After finishing school, Dahl joined Shell Petroleum and was sent to Tanganyika where his letters attest to a steady work- and busy social-life:
I’m a bit drunk so you won’t get much of a letter. I had meant to write to you this afternoon because I knew I should be drunk by the evening because we had a darts match on. But someone asked me to go bathing in the Indian Ocean, so I did that instead & said well I’ll write my letter after dinner. […] Then we had a darts match against the Gymkhana ‘A’ Team in this house – it was only finished ½ an hour ago, & a great deal of liquor was consumed by all concerned. You see the result in my handwriting for which many apologies, but the alternative is that I wait until I’m sober & miss the bloody mail & you’ll probably think I’ve been eaten by a rhinoceros or a white ant or something equally dangerous.
Though not yet thinking of a writing career, you start to see during these years snippets and images that would not be out of place in his future books, like this portrait of a fellow passenger sailing to Africa:
There’s a man sitting near me (a fat one), who is almost unconscious from the heat. He’s flowing over his chair like a hot jellyfish – and he’s steaming too. He may melt.
That image just begs for a Quentin Blake illustration, doesn’t it?
When the war begins, Dahl enlisted in the Royal Air Force and, as anyone who has read Going Solo will surely remember, eventually crashed his plane in the desert. Sturrock’s interjections here are vital, comparing the facts to the fictions Dahl presents to his mother – and pointing out how rarely Dahl’s future descriptions of the crash would correspond to the truth of it.
Later in the war, Dahl finds himself posted to America as an attaché where it becomes frankly fairytale-esque. He is instantly successful as a writer, finds himself working with Walt Disney, spends a weekend with the Roosevelts, and generally meets everyone. And, for once, it’s all the truth. (This reminds of me of The Irregulars by Jennet Conant, which looks at the intelligence work Dahl was doing while in America. I had it on my shelf for years without ever reading it but wish now I had it readily to hand!)
The letters tail off after the war, with only a few spanning the decades until his mother’s death in 1967, not out of any cooling of the relationship but from the happy explanation that they were so often together during that period. They were tumultuous years for Dahl – the dramatic injury of his son who was struck by a car as an infant, the death of his daughter, the traumatic aneurysms suffered by his wife, the actress Patricia Neal, which left her initially unable to walk or talk, and the establishing of a wildly successful writing career – but it is best to look to Sturrock’s biography detailed coverage.
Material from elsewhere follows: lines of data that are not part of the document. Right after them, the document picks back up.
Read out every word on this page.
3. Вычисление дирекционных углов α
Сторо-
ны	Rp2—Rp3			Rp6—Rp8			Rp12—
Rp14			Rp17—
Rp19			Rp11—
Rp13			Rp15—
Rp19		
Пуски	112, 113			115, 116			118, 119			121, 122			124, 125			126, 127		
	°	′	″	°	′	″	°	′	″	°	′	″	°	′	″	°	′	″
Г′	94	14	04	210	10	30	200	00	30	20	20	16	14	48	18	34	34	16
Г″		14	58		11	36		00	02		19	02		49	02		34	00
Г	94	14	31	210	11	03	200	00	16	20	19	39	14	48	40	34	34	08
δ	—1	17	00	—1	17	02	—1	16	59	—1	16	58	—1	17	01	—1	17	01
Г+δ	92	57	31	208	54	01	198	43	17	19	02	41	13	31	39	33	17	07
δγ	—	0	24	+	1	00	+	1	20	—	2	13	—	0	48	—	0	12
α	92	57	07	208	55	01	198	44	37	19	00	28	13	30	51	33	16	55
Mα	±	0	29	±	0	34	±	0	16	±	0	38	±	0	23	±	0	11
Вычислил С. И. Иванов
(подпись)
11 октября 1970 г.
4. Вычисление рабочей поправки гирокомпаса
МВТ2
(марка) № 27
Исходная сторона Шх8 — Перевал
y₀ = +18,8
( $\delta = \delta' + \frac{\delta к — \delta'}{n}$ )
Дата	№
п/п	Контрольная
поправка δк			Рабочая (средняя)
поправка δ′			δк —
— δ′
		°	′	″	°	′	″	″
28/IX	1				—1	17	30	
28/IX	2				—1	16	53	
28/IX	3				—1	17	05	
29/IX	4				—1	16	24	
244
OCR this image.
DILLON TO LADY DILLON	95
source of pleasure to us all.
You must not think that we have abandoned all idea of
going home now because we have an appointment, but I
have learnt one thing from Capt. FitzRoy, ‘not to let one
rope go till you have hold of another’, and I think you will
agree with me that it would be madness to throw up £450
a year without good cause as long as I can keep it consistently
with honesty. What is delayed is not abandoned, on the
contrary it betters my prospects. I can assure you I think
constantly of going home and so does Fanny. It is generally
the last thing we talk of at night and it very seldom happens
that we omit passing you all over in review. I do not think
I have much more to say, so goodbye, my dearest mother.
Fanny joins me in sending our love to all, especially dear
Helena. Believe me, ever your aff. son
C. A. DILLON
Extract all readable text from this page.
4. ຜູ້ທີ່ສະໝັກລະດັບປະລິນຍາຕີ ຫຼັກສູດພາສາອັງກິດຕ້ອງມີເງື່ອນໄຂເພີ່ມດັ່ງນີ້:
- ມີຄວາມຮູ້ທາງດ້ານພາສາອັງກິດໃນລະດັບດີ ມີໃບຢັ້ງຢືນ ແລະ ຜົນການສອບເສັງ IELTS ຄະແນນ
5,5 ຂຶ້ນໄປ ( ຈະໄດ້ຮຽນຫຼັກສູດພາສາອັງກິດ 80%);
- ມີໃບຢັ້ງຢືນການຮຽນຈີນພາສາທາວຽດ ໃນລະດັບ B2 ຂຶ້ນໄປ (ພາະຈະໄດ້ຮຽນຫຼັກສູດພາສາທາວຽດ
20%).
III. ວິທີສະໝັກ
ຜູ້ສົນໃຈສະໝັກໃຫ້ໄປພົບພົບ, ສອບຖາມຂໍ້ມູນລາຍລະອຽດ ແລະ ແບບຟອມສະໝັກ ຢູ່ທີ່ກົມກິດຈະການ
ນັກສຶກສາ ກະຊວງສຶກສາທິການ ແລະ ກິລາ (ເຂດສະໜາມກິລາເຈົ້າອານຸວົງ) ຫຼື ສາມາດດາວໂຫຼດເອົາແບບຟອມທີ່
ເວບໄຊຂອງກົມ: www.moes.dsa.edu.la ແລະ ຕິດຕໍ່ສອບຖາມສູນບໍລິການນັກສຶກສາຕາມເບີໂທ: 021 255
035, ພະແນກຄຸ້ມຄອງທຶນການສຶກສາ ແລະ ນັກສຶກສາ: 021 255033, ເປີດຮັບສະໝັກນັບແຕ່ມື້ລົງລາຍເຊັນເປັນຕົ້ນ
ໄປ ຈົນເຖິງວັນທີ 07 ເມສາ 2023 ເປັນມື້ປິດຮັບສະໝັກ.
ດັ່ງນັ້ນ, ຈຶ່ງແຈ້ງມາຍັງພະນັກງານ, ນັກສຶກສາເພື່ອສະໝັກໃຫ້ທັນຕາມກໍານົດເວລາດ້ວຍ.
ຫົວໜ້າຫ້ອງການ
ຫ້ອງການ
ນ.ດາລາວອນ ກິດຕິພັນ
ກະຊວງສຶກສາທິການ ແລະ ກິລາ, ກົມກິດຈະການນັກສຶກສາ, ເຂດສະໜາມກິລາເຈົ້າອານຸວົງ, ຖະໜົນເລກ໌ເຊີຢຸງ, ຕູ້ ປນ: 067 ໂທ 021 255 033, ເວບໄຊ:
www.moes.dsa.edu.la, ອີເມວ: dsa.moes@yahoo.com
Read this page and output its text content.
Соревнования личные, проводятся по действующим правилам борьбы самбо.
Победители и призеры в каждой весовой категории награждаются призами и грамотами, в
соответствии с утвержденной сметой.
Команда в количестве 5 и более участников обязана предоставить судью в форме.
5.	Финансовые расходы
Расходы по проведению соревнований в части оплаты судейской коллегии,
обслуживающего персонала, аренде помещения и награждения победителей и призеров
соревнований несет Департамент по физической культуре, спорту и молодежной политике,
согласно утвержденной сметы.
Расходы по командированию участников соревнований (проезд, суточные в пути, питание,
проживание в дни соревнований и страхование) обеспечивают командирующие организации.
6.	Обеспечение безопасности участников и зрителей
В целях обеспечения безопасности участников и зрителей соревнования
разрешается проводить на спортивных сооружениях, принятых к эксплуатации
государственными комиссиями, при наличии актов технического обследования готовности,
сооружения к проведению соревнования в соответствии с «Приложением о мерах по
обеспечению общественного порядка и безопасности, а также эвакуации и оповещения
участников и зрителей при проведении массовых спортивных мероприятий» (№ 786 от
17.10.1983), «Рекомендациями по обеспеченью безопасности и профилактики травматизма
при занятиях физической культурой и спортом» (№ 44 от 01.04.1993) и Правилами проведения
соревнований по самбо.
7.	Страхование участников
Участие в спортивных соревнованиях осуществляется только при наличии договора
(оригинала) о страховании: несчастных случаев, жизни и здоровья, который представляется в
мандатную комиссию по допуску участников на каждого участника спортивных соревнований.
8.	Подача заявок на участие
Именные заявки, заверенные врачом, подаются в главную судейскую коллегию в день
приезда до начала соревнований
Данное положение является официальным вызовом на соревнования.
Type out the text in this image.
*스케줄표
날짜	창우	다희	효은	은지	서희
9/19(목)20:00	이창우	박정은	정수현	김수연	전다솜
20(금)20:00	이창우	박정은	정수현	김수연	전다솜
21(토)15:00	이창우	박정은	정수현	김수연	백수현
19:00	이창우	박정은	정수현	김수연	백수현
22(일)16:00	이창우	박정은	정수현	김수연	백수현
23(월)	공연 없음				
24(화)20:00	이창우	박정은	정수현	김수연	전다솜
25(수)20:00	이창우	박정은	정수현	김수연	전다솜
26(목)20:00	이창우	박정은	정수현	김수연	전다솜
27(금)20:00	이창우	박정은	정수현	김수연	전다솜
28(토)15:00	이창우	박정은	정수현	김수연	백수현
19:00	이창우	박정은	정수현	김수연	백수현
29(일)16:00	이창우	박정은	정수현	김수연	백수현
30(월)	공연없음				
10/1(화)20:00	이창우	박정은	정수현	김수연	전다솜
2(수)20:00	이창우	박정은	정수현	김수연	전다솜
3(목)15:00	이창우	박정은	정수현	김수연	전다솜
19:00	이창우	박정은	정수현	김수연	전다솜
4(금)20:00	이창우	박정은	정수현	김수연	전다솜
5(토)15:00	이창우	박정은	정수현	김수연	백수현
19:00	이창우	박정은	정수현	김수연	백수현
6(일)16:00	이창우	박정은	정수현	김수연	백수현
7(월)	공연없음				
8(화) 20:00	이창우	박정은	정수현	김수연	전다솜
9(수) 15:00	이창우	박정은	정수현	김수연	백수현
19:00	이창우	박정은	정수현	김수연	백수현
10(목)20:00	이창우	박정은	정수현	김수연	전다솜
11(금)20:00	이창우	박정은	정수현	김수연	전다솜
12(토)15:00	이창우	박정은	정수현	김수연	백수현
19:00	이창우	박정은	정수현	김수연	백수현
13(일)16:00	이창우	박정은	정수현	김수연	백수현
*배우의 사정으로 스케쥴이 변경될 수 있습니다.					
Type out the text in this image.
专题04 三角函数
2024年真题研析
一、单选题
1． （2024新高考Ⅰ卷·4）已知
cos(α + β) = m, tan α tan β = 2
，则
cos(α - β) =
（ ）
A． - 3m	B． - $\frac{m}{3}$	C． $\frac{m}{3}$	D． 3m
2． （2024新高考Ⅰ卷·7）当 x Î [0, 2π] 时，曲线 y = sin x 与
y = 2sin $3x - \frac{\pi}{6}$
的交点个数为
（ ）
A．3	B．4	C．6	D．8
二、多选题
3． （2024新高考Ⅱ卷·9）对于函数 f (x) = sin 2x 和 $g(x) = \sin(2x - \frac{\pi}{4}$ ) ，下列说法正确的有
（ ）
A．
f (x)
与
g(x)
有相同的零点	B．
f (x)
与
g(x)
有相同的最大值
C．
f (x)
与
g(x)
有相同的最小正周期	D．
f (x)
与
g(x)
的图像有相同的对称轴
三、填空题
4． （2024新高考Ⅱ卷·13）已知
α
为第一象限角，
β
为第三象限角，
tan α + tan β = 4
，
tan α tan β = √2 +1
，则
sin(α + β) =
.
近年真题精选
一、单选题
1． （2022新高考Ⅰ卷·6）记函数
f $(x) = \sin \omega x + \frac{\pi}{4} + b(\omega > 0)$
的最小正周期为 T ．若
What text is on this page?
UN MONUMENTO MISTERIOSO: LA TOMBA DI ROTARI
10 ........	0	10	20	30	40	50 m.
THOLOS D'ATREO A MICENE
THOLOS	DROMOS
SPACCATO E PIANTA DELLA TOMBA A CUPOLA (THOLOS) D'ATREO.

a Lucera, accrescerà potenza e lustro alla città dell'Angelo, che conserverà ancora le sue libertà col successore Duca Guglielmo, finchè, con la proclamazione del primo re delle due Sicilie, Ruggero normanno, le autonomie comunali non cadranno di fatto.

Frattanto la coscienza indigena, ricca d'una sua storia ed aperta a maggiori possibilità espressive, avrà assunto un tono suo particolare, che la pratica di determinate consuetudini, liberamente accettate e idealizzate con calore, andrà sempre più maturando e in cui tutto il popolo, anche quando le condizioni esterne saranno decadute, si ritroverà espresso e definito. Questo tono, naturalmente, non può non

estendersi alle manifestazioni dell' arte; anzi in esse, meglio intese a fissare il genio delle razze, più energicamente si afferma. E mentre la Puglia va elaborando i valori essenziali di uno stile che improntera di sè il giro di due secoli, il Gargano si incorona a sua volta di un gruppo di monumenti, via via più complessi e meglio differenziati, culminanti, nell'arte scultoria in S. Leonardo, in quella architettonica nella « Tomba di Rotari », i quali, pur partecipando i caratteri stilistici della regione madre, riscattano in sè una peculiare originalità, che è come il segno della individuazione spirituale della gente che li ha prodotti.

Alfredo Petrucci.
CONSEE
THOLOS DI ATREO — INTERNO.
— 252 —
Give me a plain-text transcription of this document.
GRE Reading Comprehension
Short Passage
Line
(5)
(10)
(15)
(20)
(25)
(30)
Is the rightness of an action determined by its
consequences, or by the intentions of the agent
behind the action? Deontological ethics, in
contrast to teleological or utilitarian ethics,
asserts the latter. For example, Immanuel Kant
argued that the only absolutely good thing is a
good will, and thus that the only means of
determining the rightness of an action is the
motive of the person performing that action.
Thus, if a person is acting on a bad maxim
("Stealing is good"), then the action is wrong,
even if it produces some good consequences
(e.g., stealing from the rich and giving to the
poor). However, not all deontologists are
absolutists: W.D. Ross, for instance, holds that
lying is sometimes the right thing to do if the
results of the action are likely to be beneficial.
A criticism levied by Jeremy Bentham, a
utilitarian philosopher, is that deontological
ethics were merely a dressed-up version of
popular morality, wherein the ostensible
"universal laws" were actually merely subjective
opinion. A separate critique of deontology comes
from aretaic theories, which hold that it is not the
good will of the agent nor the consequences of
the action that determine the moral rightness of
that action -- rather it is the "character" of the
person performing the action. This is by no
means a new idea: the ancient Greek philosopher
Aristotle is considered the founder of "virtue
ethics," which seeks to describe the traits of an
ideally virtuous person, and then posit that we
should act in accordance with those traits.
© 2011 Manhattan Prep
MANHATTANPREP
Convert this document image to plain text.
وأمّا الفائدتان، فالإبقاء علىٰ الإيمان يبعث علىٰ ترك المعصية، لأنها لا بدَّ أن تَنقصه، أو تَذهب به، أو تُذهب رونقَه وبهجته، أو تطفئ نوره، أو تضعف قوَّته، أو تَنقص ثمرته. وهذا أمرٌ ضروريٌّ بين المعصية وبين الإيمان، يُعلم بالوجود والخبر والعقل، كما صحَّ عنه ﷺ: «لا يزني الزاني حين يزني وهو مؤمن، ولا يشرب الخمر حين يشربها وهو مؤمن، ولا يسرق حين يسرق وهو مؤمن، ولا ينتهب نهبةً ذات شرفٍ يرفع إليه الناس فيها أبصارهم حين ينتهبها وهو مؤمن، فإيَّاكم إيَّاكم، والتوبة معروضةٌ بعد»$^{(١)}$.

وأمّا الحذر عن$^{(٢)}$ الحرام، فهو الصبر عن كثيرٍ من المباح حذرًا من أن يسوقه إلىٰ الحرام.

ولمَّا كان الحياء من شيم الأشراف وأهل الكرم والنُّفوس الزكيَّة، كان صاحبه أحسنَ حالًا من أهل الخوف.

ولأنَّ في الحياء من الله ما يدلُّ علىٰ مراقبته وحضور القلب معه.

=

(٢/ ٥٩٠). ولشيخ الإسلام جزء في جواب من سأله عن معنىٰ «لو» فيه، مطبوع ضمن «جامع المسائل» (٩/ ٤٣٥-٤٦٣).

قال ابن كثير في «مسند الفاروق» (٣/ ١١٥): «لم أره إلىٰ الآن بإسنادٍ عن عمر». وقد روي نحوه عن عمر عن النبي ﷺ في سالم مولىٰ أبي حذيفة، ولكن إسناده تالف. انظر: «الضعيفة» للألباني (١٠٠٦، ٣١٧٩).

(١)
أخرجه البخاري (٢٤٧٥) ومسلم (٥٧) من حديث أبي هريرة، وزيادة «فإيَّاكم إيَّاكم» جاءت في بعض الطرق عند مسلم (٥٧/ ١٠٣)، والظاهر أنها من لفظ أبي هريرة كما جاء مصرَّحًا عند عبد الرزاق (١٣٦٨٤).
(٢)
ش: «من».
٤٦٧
This was just the book I was looking for this year. Dahl’s letters are bright, funny and trusting, knowing that his correspondent is the most supportive person he will ever have. They’ve left me wanting to reread his own books but especially to read Sturrock’s biography as he did such a wonderful job selecting and introducing the letters in relation to Dahl’s extraordinary life.
This does sound like a wonderful collection of letters. I remember really enjoying Boy, though I don’t think I have read Going Solo.
Both memoirs are great so if you haven’t read Going Solo yet I’d highly recommend it. I found the letters from America particularly touching, with Dahl’s excitement and pride shining through at his first successes as a writer. They must have been such happy letters for his mother to receive and she clearly cherished them all (hence them being available to be collected!).